Native ads biasanya mainannya tim marketing. Tapi ada juga beberapa wartawan, bahkan petinggi media yang menjadi perantaranya.
Ada juga berita pesanan yang langsung ke wartawan dan redakturnya.
Namanya secara resmi belum ada. Di kalangan wartawan disebut dengan berita “jale.” Sebuah kata dari bahasa Minang yang berarti “jelas,” ada 86-nya.
Berita model begini banyak tersebar di media massa mainstream. Sebelumnya yang banyak digunakan model advertorial, atau ada juga yang menyebutnya pariwara.
Berbeda dengan native ads, advertorial relatif lebih jujur. Dikemas persis seperti berita, namun di bagian atas atau di bawah berita ditulis keterangan advertorial, atau cukup dengan kode adv.
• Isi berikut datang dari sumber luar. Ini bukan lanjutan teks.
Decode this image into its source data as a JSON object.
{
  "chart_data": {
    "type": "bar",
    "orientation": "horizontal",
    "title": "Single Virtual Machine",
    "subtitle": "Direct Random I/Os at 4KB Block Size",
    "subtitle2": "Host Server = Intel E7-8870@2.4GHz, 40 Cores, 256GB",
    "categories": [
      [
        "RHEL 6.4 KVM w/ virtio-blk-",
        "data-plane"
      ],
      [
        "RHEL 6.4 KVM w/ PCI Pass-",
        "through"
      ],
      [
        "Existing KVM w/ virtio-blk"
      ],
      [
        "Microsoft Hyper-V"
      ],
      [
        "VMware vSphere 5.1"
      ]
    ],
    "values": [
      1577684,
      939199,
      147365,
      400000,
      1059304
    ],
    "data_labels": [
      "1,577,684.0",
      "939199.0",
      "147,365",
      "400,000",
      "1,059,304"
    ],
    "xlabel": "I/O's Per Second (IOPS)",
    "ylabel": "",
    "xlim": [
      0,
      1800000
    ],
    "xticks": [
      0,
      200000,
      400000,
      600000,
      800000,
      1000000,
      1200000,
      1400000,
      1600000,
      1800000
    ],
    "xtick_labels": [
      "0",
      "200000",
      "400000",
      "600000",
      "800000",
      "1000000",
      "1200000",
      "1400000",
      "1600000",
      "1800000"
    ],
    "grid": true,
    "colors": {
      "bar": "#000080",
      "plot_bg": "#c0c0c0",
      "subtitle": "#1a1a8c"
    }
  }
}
Salah satu contoh berita advetorial yang cukup menarik perhatian adalah saat Setya Novanto —ketika masih menjadi ketua DPR— menunaikan salat dhuha di ruang tunggu bandara Halim.
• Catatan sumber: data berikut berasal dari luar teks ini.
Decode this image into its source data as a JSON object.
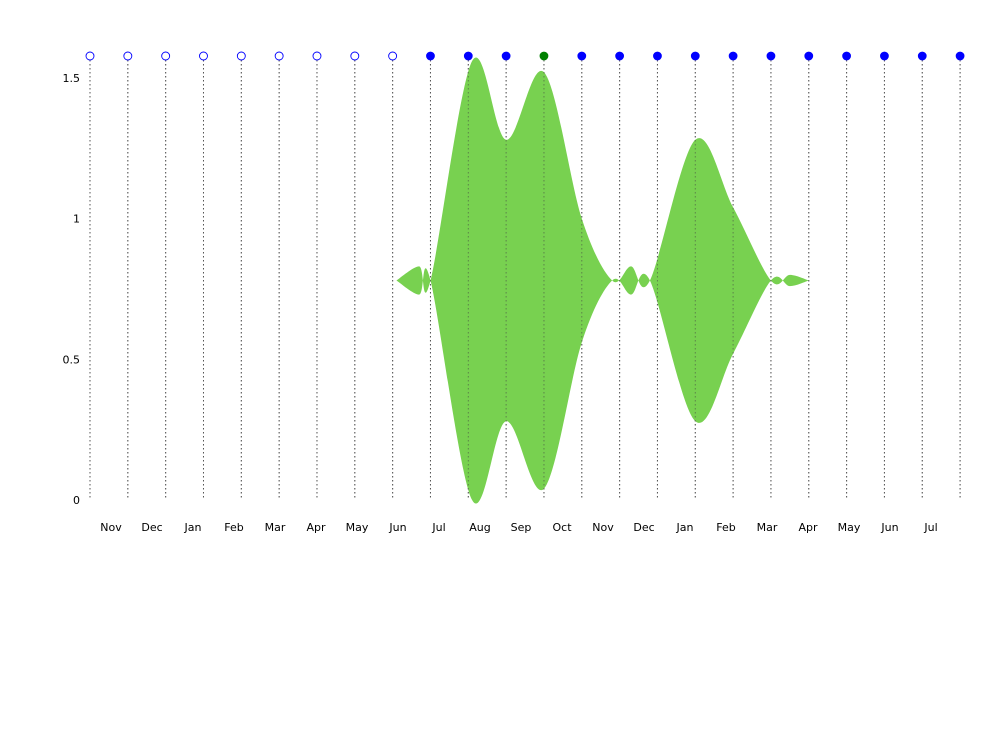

Berita yang dimuat di Jawa Pos News Network (JPNN) itu dikemas sangat menarik. Mengangkat sisi kesalehan personal Novanto. Dalam kondisi sangat sibuk pun tetap menuaikan salat sunah.
Pesan dari berita itu kira-kira, kalau salat sunah saja ditunaikan, bagaimana dengan salat fardunya.
Namun ketika dicermati ternyata berita itu berkode adv. alias advertorial. Jadi itu konten berbayar. Bukan berita yang dibuat oleh wartawan Jawa Pos.
Silakan buka link aslinya :https://www.jpnn.com/news/sebelum-terbang-setya-novanto-salat-duha-di-bandara-halim
Memelintir dan menggoreng berita
Tidak semua berita yang bersifat native ads masuk kategori hoax kelas berat seperti berita Jokowi menerima ucapan selamat.
Ada juga yang sering disebut sebagai berita yang diplintir dan digoreng, atau diplintir sekaligus digoreng. Kalau perlu sampai gosong. Modusnya bermacam-macam. Namun dampaknya tetap saja sama.